While abroad, Ricks will work to photograph the region and present the images to be sold to raise money for The Oda Foundation.
Headquartered in the district of Kalikot, Oda’s initiatives in health care, education and community support have become critical, lifesaving services. According to their website, “hand-in-hand with local leaders, private partners and government offices, we develop community-led solutions, helping Nepal’s most impoverished and remote communities to thrive.”
This visit is not Ricks’ first mission to Nepal. He also worked with The Oda Foundation there in summer 2019.
“The foundation provides crucial medical and educational support to the region, supplying local schools with resources and teaching staff and running the only clinic within five to seven hours’ distance,” Ricks said.
Jillian Murphy, study abroad coordinator at W&L. expressed her appreciation of Ricks’ work and for his upcoming journey.
“I am continuously impressed by how students conceive of social change as starting at the local level in full partnership with community leaders,” Murphy said. “Students leverage their academic backgrounds, life experiences and community relationships to design projects that promote sustainable peace.

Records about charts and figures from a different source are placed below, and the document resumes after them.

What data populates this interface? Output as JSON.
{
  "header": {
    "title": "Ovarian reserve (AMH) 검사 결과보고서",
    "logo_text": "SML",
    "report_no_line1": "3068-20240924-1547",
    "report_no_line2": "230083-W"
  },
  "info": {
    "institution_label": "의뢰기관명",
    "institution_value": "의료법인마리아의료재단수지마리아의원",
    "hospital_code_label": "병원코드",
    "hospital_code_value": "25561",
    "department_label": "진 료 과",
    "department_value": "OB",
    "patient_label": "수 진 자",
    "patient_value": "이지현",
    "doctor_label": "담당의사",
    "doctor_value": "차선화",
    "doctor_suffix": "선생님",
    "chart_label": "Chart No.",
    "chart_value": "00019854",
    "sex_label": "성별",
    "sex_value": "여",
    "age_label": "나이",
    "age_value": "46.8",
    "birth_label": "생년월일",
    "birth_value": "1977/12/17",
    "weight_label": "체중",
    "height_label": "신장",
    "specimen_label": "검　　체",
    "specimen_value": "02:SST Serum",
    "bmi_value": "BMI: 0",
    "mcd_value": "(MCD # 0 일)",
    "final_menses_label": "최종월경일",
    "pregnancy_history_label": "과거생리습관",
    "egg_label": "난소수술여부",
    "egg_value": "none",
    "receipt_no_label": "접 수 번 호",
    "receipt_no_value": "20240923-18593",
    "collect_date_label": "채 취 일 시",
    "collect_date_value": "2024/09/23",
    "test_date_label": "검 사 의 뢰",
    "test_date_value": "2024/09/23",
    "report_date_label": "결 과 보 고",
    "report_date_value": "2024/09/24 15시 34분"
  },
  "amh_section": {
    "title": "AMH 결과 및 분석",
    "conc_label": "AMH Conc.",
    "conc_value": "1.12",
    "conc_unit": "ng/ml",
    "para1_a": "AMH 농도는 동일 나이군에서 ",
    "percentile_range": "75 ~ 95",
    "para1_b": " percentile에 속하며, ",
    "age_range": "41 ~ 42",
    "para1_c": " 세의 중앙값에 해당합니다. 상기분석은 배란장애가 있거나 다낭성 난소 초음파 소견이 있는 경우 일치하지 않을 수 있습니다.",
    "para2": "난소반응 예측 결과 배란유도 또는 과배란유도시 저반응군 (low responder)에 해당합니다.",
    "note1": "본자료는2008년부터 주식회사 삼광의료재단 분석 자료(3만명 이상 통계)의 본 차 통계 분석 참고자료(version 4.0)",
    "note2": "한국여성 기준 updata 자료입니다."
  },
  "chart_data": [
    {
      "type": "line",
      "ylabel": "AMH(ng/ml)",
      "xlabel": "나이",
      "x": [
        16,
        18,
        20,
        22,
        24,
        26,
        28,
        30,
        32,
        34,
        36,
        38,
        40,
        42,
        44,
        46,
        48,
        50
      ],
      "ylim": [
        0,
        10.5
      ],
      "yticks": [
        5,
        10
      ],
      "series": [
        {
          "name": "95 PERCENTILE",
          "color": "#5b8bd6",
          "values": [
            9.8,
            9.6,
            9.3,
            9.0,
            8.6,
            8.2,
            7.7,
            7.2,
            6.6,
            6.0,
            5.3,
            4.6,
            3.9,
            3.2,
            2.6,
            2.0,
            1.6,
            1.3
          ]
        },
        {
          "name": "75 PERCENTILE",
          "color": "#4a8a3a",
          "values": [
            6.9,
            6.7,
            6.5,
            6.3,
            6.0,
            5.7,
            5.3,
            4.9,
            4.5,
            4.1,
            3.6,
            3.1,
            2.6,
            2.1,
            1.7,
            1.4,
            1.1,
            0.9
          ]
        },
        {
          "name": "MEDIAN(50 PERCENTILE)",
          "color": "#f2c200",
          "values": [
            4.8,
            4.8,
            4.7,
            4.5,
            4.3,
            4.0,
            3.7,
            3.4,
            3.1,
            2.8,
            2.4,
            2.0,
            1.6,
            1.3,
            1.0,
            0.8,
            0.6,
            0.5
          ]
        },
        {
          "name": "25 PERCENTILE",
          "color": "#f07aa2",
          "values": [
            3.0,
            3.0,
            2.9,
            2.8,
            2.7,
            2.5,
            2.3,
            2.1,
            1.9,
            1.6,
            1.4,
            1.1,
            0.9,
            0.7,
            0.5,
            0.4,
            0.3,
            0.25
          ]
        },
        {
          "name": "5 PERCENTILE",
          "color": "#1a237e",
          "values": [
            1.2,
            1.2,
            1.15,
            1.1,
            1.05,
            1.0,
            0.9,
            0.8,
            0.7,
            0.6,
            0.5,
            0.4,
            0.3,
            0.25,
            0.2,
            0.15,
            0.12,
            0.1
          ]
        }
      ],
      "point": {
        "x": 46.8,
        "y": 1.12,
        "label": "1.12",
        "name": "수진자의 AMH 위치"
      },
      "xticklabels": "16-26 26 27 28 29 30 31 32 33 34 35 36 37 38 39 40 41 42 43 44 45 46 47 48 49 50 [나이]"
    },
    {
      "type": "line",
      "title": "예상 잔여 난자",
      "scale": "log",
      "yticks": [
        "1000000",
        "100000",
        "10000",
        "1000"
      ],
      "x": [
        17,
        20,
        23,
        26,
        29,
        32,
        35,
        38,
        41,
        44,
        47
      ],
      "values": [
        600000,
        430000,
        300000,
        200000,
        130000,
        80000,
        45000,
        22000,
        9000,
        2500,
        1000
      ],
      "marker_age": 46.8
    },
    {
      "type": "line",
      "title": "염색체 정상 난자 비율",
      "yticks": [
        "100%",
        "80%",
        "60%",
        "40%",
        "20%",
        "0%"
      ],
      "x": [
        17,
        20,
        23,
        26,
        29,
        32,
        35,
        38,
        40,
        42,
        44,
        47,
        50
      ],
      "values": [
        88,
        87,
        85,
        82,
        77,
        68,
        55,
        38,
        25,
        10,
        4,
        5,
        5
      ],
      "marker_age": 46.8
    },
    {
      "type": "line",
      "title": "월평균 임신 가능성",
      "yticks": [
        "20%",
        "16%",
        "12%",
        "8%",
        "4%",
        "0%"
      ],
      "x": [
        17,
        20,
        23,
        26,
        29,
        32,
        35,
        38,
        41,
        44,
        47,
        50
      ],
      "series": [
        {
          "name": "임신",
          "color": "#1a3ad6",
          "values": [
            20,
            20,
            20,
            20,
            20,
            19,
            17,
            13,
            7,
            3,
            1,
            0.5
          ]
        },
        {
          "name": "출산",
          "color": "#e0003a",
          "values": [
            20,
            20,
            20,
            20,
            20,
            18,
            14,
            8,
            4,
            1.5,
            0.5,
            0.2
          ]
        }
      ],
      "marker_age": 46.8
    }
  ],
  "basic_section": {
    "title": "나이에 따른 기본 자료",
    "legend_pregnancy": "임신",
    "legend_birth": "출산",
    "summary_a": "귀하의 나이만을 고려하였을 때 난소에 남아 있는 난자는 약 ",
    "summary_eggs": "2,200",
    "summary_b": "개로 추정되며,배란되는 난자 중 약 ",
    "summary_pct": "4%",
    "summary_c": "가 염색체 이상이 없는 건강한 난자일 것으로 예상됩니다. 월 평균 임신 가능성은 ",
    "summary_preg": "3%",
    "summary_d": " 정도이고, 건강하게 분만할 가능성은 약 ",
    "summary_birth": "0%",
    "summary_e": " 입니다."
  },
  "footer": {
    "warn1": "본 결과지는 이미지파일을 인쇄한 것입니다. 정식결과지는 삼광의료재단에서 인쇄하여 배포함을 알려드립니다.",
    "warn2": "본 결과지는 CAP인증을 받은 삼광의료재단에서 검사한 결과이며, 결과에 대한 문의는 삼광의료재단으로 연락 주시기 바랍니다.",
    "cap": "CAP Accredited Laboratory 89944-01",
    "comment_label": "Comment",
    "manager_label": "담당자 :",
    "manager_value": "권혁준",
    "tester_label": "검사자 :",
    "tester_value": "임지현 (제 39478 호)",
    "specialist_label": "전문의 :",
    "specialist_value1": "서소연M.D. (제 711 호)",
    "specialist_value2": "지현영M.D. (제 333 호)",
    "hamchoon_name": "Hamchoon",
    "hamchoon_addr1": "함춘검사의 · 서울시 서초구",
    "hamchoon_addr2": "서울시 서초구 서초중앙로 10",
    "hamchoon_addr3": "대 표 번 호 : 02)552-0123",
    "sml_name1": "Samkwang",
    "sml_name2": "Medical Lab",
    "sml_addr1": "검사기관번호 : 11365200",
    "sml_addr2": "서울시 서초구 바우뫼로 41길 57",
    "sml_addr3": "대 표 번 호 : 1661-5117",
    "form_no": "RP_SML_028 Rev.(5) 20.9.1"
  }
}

The proposal process encourages them to think critically about the project’s potential to continue long after they’ve left the host country.”
As a partner school of the Davis United World College Scholars Program, W&L is eligible to receive Davis Projects for Peace grants. The program is funded by the late Kathryn Wasserman Davis, who established it on her 100th birthday in 2007 to challenge young people to plant seeds of peace throughout the world with innovative projects. At least one Washington and Lee student has won a Davis grant each year since the award’s inception.